Two methods for estimate $s_{\bar{X}}$?

Question

When reading in my book Mathematical statistics and Data Analysis (Ross), I figured there where two different methods to compute the estimate $s_{\bar{X}}$, with $\bar{X} = \frac{1}{n}\sum_{i=1}^n X_i$. The first is $$s_{\bar{X}} = \sqrt{\frac{\sum_{i=1}^n (X_i - \bar{X})^2}{n-1}}$$ and the second is $$s_{\bar{X}} = \sqrt{\frac{s^2}{n}(1-\frac{n}{N})}$$

In Example A in section 11.3 in the book, we have the following table of values: \begin{matrix} Before & After & Difference \\ 25 & 27 & 2 \\ 25 & 29 & 4 \\ 27 & 37 & 10 \\ 44 & 56 & 12 \\ 30 & 46 & 16 \\ 67 & 82 & 15 \\ 53 & 57 & 4 \\ 53 & 80 & 27 \\ 52 & 61 & 9 \\ 60 & 59 & -1 \\ 28 & 43 & 15 \end{matrix}

From the column of differences, $\bar{D}=10.27$ and they say $s_{\bar{D}}$ is 2.40. This answer is true for the second method of computing I described above. In this case, $N=\infty$ is used. When computing this with the first method, the answer would be 7.94.

Now my question is: when do I use the first method and when the second? Maybe the answer is simple, but I can't figure it out by myself.

Answer 1

The first equation is $not$ for standard error of $\bar X$, it is for the sample standard deviation $S$. The standard error of $\bar X$ is $S/\sqrt{n}.$ The second equation looks as if you are sampling $n$ individuals from a finite population of size $N$. Careful reading of the context of these equations will probably clarify things for you. Ross is pretty careful about specifying conditions.

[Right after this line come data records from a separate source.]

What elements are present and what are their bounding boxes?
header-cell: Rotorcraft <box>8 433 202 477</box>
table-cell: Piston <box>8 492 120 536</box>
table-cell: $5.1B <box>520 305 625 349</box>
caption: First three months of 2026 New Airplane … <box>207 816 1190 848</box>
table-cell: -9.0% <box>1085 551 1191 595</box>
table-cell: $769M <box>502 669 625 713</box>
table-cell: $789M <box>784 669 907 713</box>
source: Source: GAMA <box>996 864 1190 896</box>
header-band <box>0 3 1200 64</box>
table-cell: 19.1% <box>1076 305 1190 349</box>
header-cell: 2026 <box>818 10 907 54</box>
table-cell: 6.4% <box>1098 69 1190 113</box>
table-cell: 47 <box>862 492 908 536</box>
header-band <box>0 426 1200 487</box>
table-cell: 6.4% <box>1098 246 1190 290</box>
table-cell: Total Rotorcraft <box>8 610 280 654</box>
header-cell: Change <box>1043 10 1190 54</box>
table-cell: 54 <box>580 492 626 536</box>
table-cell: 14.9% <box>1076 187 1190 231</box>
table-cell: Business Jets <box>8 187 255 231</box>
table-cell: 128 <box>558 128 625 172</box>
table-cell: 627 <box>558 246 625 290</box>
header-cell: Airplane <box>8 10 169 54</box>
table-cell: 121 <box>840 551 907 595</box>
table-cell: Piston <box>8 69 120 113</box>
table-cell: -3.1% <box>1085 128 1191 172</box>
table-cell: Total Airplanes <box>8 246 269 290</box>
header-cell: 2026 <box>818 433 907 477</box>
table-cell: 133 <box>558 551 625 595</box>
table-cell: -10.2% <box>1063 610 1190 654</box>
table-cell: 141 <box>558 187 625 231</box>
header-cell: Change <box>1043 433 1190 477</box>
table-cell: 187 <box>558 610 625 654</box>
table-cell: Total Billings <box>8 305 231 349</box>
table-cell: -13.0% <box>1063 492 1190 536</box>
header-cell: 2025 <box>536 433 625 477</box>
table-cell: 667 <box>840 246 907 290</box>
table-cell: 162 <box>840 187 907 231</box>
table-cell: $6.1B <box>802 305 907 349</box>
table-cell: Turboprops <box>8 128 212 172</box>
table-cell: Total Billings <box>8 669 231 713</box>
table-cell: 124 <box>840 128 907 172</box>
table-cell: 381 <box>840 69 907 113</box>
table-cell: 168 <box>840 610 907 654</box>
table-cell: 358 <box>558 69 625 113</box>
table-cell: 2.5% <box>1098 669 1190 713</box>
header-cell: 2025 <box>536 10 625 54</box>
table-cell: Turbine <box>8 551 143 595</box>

Here are computations from R, verifying what you say about the column of differences:

 d = c(2,4,10,12,16,15,4,27,9,-1,15)
 mean(d)
 ## 10.27273
 sd(d)
 ## 7.9761  # S
 sd(d)/sqrt(length(d))
 ## 2.404885 # SE

In this case the standard error seems to be for sampling with replacement or for sampling without replacement from a population viewed as (essentially) infinite. When $n$ is much smaller than $N$ the second factor under the square root sign (second formula) is very nearly unity.